An interesting thing about Vans is that they really do not like being held.
They prefer their feet on the solid ground, that doesn’t mean that they don’t like affection or that they don’t give it.
What it means to me is that they like the feeling of security, solid ground gives them.
I know that feeling, I love the water, but I want to be able to touch the bottom of the pool or my corner of the ocean with my toe in order to feel safe.
Speaking of water, Turkish Van’s are supposed to love water. I have read reports that have said they used to swim out to meet the fishing boats as they came ashore in Turkey.
Other reports have stated that they are inclined to join you in the shower or tub when you are bathing.
Recently, I have read that Vans hate baths and giving show cats a bath, before a show, is plain torture.
So on this subject of Turkish Van’s and water, I will let you figure it out.
If you get a Van and it likes water, enjoy it and if you get one that doesn’t, that’s normal.
A Turkish Van is one beautiful cat, it has longish white fur with the typical van markings on its head and tail. They are not long-haired, but have fur that is longer that a short-haired cat (now, that makes sense.)
Their markings are called the van pattern and can be varied from orange and white to black and white and many colors in between.
A Van can also have a patch or two elsewhere on their coats.
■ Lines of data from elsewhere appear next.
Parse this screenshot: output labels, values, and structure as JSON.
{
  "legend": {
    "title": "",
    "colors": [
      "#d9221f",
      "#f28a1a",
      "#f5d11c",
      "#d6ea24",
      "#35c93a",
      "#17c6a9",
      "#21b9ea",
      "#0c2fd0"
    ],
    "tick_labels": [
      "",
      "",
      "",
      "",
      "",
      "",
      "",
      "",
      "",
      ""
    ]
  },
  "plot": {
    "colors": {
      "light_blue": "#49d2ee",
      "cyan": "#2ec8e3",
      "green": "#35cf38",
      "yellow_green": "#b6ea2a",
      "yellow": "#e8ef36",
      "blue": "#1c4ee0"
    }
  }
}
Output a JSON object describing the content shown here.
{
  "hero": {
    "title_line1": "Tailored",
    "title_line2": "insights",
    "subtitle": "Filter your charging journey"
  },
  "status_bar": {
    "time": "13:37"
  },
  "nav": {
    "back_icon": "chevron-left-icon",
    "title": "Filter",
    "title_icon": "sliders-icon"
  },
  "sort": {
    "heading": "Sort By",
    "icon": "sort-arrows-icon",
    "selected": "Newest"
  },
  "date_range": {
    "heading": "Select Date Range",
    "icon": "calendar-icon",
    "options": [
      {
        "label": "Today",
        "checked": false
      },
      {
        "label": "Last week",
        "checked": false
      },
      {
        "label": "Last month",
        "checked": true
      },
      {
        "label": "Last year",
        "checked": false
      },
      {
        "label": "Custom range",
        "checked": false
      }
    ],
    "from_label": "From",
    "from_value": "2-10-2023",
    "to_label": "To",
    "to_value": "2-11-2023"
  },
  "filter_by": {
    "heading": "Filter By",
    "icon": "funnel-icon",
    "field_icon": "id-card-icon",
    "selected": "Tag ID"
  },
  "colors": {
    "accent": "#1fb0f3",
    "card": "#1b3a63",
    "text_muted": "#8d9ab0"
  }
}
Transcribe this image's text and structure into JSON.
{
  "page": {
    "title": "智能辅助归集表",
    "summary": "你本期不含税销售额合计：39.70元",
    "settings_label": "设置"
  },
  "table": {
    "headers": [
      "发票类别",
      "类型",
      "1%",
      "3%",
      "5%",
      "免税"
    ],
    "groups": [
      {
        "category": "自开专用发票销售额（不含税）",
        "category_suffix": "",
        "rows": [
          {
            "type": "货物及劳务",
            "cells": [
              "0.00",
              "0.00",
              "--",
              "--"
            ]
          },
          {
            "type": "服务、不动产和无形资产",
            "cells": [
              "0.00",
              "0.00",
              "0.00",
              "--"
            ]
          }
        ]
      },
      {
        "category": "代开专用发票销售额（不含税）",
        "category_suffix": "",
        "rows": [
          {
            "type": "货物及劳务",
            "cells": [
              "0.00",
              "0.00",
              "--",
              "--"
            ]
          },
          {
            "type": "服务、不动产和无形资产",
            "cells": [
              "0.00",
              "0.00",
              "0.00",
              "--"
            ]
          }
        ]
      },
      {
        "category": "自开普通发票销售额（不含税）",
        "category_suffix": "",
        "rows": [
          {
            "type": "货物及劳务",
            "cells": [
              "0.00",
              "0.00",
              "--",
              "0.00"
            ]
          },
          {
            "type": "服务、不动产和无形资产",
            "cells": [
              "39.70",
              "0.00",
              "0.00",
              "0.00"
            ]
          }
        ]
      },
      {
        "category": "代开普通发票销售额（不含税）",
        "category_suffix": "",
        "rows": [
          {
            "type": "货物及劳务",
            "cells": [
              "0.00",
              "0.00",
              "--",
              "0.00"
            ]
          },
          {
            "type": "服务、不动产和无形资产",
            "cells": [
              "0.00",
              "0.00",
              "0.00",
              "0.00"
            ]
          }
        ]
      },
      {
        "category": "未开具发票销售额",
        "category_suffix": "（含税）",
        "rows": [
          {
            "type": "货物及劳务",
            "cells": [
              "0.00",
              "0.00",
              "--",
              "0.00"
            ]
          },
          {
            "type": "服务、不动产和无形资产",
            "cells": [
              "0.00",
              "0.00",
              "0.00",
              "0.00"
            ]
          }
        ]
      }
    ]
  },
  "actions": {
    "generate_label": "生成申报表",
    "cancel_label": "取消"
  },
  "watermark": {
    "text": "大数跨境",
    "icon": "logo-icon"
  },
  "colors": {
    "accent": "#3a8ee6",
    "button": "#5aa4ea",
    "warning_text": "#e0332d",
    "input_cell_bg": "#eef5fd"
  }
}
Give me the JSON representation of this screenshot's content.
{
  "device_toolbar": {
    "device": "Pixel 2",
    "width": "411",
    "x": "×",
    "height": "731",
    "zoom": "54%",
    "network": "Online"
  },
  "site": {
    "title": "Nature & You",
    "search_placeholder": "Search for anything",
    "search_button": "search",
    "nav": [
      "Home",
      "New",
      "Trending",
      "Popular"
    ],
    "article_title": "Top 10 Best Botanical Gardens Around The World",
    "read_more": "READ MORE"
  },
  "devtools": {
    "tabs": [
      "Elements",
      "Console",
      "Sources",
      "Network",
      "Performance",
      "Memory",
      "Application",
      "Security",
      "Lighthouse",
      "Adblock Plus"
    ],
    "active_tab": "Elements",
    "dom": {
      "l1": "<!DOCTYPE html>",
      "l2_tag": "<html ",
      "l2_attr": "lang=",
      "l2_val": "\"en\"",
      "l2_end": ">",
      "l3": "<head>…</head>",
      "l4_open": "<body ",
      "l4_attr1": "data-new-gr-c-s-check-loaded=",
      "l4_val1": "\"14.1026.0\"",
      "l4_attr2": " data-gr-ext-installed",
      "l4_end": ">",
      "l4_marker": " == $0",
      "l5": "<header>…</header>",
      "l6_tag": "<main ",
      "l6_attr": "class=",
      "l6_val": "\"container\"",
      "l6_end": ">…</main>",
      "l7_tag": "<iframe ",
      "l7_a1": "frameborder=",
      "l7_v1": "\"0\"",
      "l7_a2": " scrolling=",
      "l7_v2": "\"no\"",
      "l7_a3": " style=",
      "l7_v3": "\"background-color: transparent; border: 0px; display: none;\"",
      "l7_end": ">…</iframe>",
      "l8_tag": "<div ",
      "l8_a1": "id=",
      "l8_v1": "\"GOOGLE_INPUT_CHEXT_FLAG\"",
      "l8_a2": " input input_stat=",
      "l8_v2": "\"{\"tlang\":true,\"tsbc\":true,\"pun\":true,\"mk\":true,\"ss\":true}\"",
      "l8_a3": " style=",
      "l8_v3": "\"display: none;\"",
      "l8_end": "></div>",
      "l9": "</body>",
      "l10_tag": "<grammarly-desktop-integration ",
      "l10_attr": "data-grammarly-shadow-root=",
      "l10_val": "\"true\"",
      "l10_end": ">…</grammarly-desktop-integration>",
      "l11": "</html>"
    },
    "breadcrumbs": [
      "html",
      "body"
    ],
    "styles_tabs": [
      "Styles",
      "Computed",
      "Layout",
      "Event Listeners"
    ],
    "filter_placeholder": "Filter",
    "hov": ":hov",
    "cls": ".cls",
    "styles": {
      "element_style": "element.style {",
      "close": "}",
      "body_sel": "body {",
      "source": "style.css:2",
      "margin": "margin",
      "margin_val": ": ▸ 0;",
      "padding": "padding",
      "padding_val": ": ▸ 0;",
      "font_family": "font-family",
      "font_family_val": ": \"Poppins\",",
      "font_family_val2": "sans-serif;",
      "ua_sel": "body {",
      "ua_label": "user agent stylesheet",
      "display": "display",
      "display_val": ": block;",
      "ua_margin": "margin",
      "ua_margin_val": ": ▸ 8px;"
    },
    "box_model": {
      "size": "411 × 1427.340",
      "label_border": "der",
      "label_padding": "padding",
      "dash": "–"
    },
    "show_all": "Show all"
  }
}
It is said that if a patch appears on a Van’s shoulder it is the mark of Allah.
The Van is a very clean cat and does not require more that a once a week brushing.
Health wise the Van is a naturally healthy breed, just be certain to keep regular vet appointments.
If you are looking for a great pet and your children are old enough to understand that this cat will love them, but it does not like to be held, you all will live happily ever after.